Dijo un día una liebre a una zorra:

–¿Podrías decirme si realmente es cierto que tienes muchas ganancias, y por qué te llaman la "ganadora"?

–Si quieres saberlo –contestó la zorra–– te invito a cenar conmigo.

Aceptó la liebre y la siguió; pero al llegar a casa de doña zorra vio que no había más cena que la misma liebre. Entonces dijo la liebre:

–¡Al fin comprendo para mi desgracia de donde viene tu nombre: no es de tus trabajos, sino de tus engaños!

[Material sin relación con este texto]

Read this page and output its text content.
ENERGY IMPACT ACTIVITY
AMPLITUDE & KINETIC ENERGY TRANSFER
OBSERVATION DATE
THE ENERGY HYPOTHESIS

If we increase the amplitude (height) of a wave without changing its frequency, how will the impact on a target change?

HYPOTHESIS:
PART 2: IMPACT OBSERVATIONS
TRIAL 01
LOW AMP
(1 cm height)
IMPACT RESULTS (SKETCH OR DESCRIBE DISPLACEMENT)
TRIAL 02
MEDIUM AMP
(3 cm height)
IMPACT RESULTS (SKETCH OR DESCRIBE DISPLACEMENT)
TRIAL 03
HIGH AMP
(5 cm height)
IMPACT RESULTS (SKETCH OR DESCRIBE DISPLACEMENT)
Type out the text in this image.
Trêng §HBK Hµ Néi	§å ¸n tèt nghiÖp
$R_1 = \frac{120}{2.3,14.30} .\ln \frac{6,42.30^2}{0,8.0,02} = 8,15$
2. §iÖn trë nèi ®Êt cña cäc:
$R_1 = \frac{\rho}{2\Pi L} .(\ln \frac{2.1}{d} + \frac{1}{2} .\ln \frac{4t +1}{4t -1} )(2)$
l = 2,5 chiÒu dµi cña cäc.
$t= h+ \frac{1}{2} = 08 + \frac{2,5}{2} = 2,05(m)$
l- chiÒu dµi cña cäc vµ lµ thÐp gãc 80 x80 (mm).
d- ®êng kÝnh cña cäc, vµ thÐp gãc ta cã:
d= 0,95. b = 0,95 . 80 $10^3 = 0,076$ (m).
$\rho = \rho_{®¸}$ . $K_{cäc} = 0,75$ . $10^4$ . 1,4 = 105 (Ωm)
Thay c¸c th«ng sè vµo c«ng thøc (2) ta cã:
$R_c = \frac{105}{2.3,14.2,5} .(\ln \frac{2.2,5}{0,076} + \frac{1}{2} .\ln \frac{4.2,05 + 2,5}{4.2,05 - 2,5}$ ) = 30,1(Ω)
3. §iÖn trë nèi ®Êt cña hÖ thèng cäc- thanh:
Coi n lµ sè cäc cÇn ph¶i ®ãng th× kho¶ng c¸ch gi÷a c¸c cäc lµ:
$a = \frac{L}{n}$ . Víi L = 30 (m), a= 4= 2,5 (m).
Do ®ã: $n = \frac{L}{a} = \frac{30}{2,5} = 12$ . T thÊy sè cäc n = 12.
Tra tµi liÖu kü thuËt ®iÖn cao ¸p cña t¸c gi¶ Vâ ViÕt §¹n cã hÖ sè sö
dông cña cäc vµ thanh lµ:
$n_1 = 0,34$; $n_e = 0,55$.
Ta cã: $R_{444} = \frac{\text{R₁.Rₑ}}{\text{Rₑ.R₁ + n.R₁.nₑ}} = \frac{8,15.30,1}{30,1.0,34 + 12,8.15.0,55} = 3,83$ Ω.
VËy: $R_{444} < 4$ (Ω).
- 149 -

La gallina y los huevos de oro

Tenía cierto hombre una gallina que cada día ponía un huevo de oro, y creyendo encontrar en las entrañas de la gallina una gran masa de oro, la mató; mas al abrirla vió que por dentro era igual a las demás gallinas; de modo que impaciente por conseguir de una vez gran cantidad de riqueza, se privó el mismo sin fruto de las abundantes que la gallina le daba.


MORALEJAS:

  1. A VECES OLVIDAMOS QUE NUESTRA DIVERSIÓN / A OTROS INFELICES PUEDE CAUSAR DOLOR.
  2. NO ARRIESGUES LO QUE TIENES / POR CONSEGUIR LO QUE QUIERES.
  3. CUANDO LA VIDA PROPIA NO CORRE RIESGO, / ES MUY FÁCIL DECIR: “NO TENGAS MIEDO”.
  4. ES CONVENIENTE ESTAR CONTENTOS CON LO QUE SE TIENE, Y HUIR DE LA INSACIABLE CODICIA.
  5.  NUNCA LES PIDAS LECCIONES A LOS TRAMPOSOS, PUES TÚ MISMO SERÁS EL TEMA DE LA LECCIÓN
  6.  ASÍ HE VISTO SUCEDER MÁS DE UNA VEZ

    -Y NO HABLO YA DE RATAS, SINO DE HUMANOS-:

    ¿A QUIÉN NO LO HAN GOLPEADO LOS DESENGAÑOS?

    TRAS DELIBERACIONES, BELLAS PALABRAS,

    GRANDES IDEAS... Y, EN LIMPIO, NADA.